If there is, e.g. a simple img tag with src="logo.png", the image cannot be resolved, if it is provided within a jar (or war) file, although there is no problem when serving directly from file-system (e.g. during development).
This is, because URI does not "understand" the URI-scheme of jar files like this one:
jar:file:/E:/example/target/server-1.0.0.war!/WEB-INF/classes!/export/
So, if this is the baseURI for the DefaultUriResolver and it tries to resolve logo.png against this baseURI, the DefaultUriResolver returns just logo.png and does not append the name to the baseURI.
The problem here is, that a jar-URI has no "path" in terms of an uri, which makes it opaque and therefore nothing can be resolved against the URI.

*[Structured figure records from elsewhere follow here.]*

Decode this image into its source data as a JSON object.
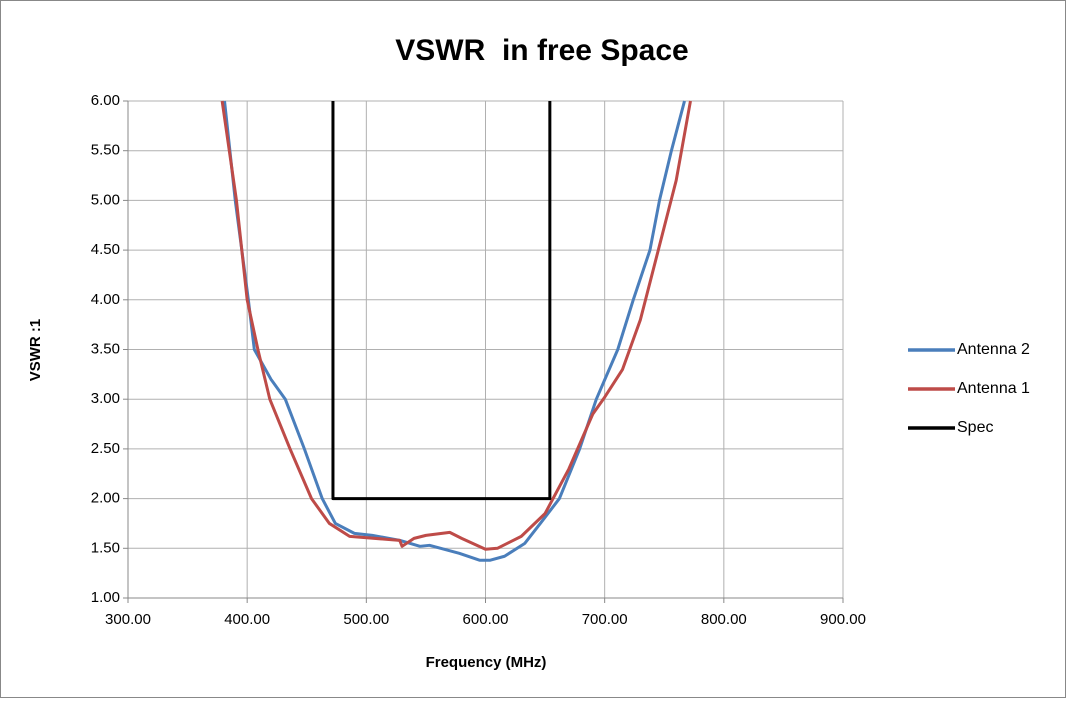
{
  "chart_data": {
    "type": "line",
    "title": "VSWR  in free Space",
    "x_label": "Frequency (MHz)",
    "y_label": "VSWR :1",
    "xlim": [
      300,
      900
    ],
    "ylim": [
      1,
      6
    ],
    "xticks": [
      {
        "value": 300,
        "label": "300.00"
      },
      {
        "value": 400,
        "label": "400.00"
      },
      {
        "value": 500,
        "label": "500.00"
      },
      {
        "value": 600,
        "label": "600.00"
      },
      {
        "value": 700,
        "label": "700.00"
      },
      {
        "value": 800,
        "label": "800.00"
      },
      {
        "value": 900,
        "label": "900.00"
      }
    ],
    "yticks": [
      {
        "value": 1,
        "label": "1.00"
      },
      {
        "value": 1.5,
        "label": "1.50"
      },
      {
        "value": 2,
        "label": "2.00"
      },
      {
        "value": 2.5,
        "label": "2.50"
      },
      {
        "value": 3,
        "label": "3.00"
      },
      {
        "value": 3.5,
        "label": "3.50"
      },
      {
        "value": 4,
        "label": "4.00"
      },
      {
        "value": 4.5,
        "label": "4.50"
      },
      {
        "value": 5,
        "label": "5.00"
      },
      {
        "value": 5.5,
        "label": "5.50"
      },
      {
        "value": 6,
        "label": "6.00"
      }
    ],
    "grid": true,
    "legend": "right",
    "series": [
      {
        "name": "Antenna 2",
        "color": "#4a7ebb",
        "x": [
          381,
          390,
          401,
          406,
          420,
          432,
          448,
          463,
          474,
          490,
          505,
          528,
          545,
          553,
          578,
          595,
          604,
          616,
          633,
          646,
          662,
          679,
          693,
          711,
          724,
          738,
          746,
          756,
          767
        ],
        "values": [
          6.0,
          5.0,
          4.0,
          3.5,
          3.2,
          3.0,
          2.5,
          2.0,
          1.75,
          1.65,
          1.63,
          1.58,
          1.52,
          1.53,
          1.45,
          1.38,
          1.38,
          1.42,
          1.55,
          1.75,
          2.0,
          2.5,
          3.0,
          3.5,
          4.0,
          4.5,
          5.0,
          5.5,
          6.0
        ]
      },
      {
        "name": "Antenna 1",
        "color": "#be4b48",
        "x": [
          379,
          391,
          400,
          409,
          419,
          436,
          454,
          469,
          486,
          528,
          530,
          540,
          550,
          570,
          580,
          600,
          610,
          630,
          650,
          670,
          690,
          700,
          715,
          730,
          745,
          760,
          772
        ],
        "values": [
          6.0,
          5.0,
          4.0,
          3.5,
          3.0,
          2.5,
          2.0,
          1.75,
          1.62,
          1.58,
          1.52,
          1.6,
          1.63,
          1.66,
          1.6,
          1.49,
          1.5,
          1.62,
          1.85,
          2.3,
          2.85,
          3.02,
          3.3,
          3.8,
          4.5,
          5.2,
          6.0
        ]
      },
      {
        "name": "Spec",
        "color": "#000000",
        "x": [
          472,
          472,
          654,
          654
        ],
        "values": [
          6,
          2,
          2,
          6
        ]
      }
    ]
  }
}
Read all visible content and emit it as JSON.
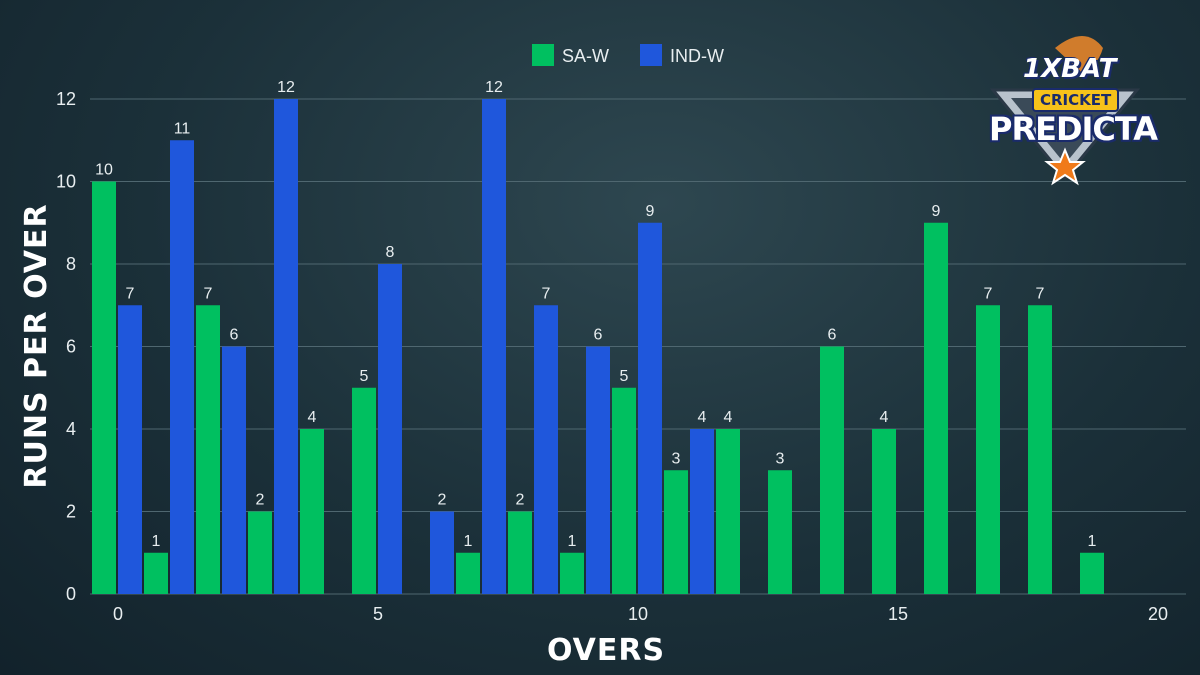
{
  "colors": {
    "sa_w": "#00c060",
    "ind_w": "#1f57dc"
  },
  "logo": {
    "brand": "1XBAT",
    "line1": "CRICKET",
    "line2": "PREDICTA"
  },
  "chart_data": {
    "type": "bar",
    "xlabel": "OVERS",
    "ylabel": "RUNS PER OVER",
    "xlim": [
      -0.5,
      20.5
    ],
    "ylim": [
      0,
      12.5
    ],
    "xticks": [
      0,
      5,
      10,
      15,
      20
    ],
    "yticks": [
      0,
      2,
      4,
      6,
      8,
      10,
      12
    ],
    "grid": true,
    "legend_position": "top-center",
    "series": [
      {
        "name": "SA-W",
        "color": "#00c060",
        "x": [
          0,
          1,
          2,
          3,
          4,
          5,
          7,
          8,
          9,
          10,
          11,
          12,
          13,
          14,
          15,
          16,
          17,
          18,
          19
        ],
        "values": [
          10,
          1,
          7,
          2,
          4,
          5,
          1,
          2,
          1,
          5,
          3,
          4,
          3,
          6,
          4,
          9,
          7,
          7,
          1
        ]
      },
      {
        "name": "IND-W",
        "color": "#1f57dc",
        "x": [
          0,
          1,
          2,
          3,
          5,
          6,
          7,
          8,
          9,
          10,
          11
        ],
        "values": [
          7,
          11,
          6,
          12,
          8,
          2,
          12,
          7,
          6,
          9,
          4
        ]
      }
    ]
  }
}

Since URL understands jar-schemes, a quick fix could be this:
URI possiblyRelative = new URI(uri);
if (possiblyRelative.isAbsolute()) {
return possiblyRelative.toString();
} else {
if(baseUri.startsWith("jar")){
URL base =new URL(baseUri);
URL absolute = new URL(base, uri);
return absolute.toString();
}else {
URI base = new URI(baseUri);
URI absolute = base.resolve(uri);
return absolute.toString();
}
}
we use this in a our own implementation of FSUriResolver, which is working. But may be, you could consider this also for the default implementation.